Quel beau retour aux sources !

Un récit de Carol Goulet

En 1955, après la St-Jean Baptiste, toute la famille se rend à la Gare Centrale de Montréal, où nous vivons maintenant.  Oui!… parce que nous les trois enfants partons en train pour se rendre chez notre grand-mère en Nouvelle-Écosse.  Nous disons un beau bonjour à nos parents, car nous irons sans eux et ne les reverrons qu’à la fin de l’été pour la rentrée scolaire. 

Nous sommes très excités, sans aucune peur.  Notre père qui travaille pour le CPR a une passe gratuite et il s’est organisé avec le personnel pour que tout roule sur les roulettes.  Comme de fait, en arrivant à nos bancs réservés, des petites cartes d’oursons sont tout simplement là, affichant chacun notre nom écrit par nos parents, pour nous accueillir.  Quel beau départ !  Ronald, notre grand frère de onze ans prend bien soin de ses deux petites sœurs de neuf et dix ans.  Après 25 heures de train, nous voici rendus dans une très petite gare en Nouvelle-Écosse, où un taxi nous attend et nous amène chez notre grand-mère à Great Village. 

Nous voici donc, dans cette petite maison, d’une chambre à coucher, un poêle à bois, un puits et une bécosse.  Mais nous, on s’en fout parce qu’il y a le beau gros chien Bimbo, la forêt et en avant de l’autre côté de la route, un bras de mer de la baie de Fundy nous attend à bras grands ouverts avec ses marées les plus hautes du monde.

Notre tante de cinq ans mon aînée, à ses quinze ans, est en visite. Elle nous fait découvrir la bouette et la glaise de la baie.  Nous attendons que la marée montante rugissante arrive à notre hauteur au bout du bras de mer et à ce moment-là, nous y poussons la chaloupe et aussitôt, nous avons un plaisir fou.  Un peu plus loin au large, nous nous amusons tellement à sauter et à plonger dans l’eau salée de la baie que, même si les vagues énormes chavirent notre petite embarcation, nous continuons.  Mais avec la marée qui descend et qui automatiquement  nous emmène plus loin vers le bas, nous nous éloignons de notre point de départ.  Donc, après un certain temps, nous attachons la chaloupe à un arbre et retournons, à pied dans cette bouette quasiment jusqu’au califourchon, à notre petit ruisseau qui coule dans ce bras de mer.  Là, c’est le temps du lavage.  Woussh… l’eau est frette!  Mais il le faut bien, les pores de notre peau sont pleins de glaise.    On est rouges !  Faut ben l’enlever c’te bouette.
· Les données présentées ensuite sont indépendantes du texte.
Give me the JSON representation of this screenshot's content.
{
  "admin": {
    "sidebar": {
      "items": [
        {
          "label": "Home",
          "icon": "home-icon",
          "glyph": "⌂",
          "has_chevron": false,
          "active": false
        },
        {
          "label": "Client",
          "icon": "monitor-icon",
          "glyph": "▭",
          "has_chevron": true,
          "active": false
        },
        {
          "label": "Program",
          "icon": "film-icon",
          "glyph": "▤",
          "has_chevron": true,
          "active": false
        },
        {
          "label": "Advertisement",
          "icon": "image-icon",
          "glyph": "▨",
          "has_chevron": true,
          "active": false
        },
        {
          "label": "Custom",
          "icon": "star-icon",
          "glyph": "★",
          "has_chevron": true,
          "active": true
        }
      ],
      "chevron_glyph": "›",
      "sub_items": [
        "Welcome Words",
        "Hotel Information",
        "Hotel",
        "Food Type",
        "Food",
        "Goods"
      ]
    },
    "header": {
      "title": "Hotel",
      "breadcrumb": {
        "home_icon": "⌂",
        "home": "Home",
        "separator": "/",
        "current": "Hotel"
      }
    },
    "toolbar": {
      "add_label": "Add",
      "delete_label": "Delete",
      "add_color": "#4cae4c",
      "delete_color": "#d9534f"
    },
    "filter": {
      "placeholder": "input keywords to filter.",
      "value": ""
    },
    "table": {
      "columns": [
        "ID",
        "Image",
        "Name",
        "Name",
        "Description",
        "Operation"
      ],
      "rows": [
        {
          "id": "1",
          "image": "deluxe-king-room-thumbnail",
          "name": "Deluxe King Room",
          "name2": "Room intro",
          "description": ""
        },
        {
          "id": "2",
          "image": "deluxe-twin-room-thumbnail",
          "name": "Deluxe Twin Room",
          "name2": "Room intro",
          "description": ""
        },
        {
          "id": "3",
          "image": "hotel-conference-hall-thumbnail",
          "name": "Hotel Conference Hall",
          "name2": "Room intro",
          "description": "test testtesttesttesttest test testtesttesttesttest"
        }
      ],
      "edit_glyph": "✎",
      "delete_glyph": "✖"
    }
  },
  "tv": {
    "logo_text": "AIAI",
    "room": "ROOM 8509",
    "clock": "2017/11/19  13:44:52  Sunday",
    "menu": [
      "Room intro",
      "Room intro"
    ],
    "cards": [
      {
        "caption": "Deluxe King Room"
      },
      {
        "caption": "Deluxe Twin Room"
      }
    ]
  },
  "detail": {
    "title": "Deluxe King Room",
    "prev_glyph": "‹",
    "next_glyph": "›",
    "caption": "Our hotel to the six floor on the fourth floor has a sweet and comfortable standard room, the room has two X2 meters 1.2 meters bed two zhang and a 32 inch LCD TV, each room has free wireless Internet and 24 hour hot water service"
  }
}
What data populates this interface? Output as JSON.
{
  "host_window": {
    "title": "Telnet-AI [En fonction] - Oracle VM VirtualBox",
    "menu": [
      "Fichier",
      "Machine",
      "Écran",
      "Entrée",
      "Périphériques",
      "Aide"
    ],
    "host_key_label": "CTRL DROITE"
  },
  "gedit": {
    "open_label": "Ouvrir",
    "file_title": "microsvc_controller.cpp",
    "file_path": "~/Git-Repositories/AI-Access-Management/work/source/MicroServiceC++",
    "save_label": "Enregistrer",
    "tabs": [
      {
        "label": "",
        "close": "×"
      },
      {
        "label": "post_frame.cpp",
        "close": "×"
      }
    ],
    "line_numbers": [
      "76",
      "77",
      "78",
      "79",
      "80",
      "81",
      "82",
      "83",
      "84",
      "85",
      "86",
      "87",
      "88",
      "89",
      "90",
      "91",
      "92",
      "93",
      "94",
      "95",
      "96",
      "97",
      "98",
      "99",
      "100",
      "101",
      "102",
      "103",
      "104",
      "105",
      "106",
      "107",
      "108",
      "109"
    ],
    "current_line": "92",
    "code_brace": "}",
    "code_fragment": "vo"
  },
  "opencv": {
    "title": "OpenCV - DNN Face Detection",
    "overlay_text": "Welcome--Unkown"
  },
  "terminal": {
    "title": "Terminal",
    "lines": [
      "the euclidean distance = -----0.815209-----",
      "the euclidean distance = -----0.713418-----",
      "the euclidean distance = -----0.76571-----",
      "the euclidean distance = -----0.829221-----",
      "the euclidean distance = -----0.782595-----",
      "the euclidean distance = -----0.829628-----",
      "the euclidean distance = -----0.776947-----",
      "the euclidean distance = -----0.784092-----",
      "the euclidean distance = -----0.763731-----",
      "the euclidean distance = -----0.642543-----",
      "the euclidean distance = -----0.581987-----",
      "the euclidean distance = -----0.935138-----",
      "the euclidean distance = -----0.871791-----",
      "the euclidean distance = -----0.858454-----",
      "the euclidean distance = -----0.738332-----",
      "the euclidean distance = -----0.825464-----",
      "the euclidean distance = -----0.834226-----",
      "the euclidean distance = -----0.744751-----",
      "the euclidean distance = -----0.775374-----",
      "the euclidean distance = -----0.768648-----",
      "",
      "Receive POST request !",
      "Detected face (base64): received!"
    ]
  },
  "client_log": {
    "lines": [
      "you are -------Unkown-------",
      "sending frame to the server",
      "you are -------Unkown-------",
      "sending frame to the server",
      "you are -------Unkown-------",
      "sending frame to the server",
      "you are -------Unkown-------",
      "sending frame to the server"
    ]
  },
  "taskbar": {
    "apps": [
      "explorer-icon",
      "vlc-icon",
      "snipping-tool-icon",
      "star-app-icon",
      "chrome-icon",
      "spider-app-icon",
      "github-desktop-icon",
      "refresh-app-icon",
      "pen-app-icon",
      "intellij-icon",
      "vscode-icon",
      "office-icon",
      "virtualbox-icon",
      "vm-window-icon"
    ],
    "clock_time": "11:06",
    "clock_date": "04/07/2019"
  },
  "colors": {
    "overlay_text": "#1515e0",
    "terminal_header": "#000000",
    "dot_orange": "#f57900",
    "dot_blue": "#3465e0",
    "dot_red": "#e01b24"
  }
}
Donc, le lendemain, nous remarchons à l’inverse avant que la marée soit trop haute, jusqu’à l’endroit où nous avions attaché la chaloupe et de là, nous attendons la marée montante qui nous portera à l’inverse pour le retour, toujours avec autant de plaisir, jusqu’à notre point de départ, le ruisseau à l’eau frette.  Brrrrr.

Et puis, il y a la forêt avec un autre ruisseau et ce marécage.  De cet arbre dans lequel nous grimpons en s’agrippant aux vignes qui pendent, nous nous lançons dans les airs en criant : « Tarzan, Jane ».  On se retrouve encore dans l’eau, mais cette fois-ci, c’est de l’eau plus chaude.  Et c’est tellement amusant.  YOUPIE !  Dans l’eau encore.

Notre grand-mère qui ne nous surveille pas, mais pas du tout, nous appelle de sa voix criarde : ‘’LES CHATONS, LES CHATONS…’’

Tout de suite, nous courons la rejoindre dans cette petite maison où du bon pain tout frais cuit nous attend.  YUM, YUM…  Que c’est bon !  Et puis ce gros Bimbo que nous promenons dans la brouette à bois. Nous sommes tous les quatre très heureux, Hihi hi… Wouf…

Nous ‘’The french lady’s grandchildren,’’ comme les voisins nous désignent, sommes privilégiés par ce voisinage anglophone qui s’occupe très bien de notre grand’mère qui ne parle toujours pas anglais ; si ce n’est que quelques mots pour se dépanner, du genre : egg, milk, .10 cents et etc. 

Elle n’a jamais voulu quitter la tranquillité que lui procurait ce paradis dans cette belle nature, malgré la solitude de son veuvage depuis cinq ans déjà et le départ de tous ses enfants. Elle restera seule pour un autre vingt ans, soit jusqu’en 1975.

Je la remercie encore aujourd’hui de m’avoir laissé, en héritage, une certaine force de caractère paisible et ces beaux souvenirs du retour à nos sources qui me font tellement vibrer encore aujourd’hui.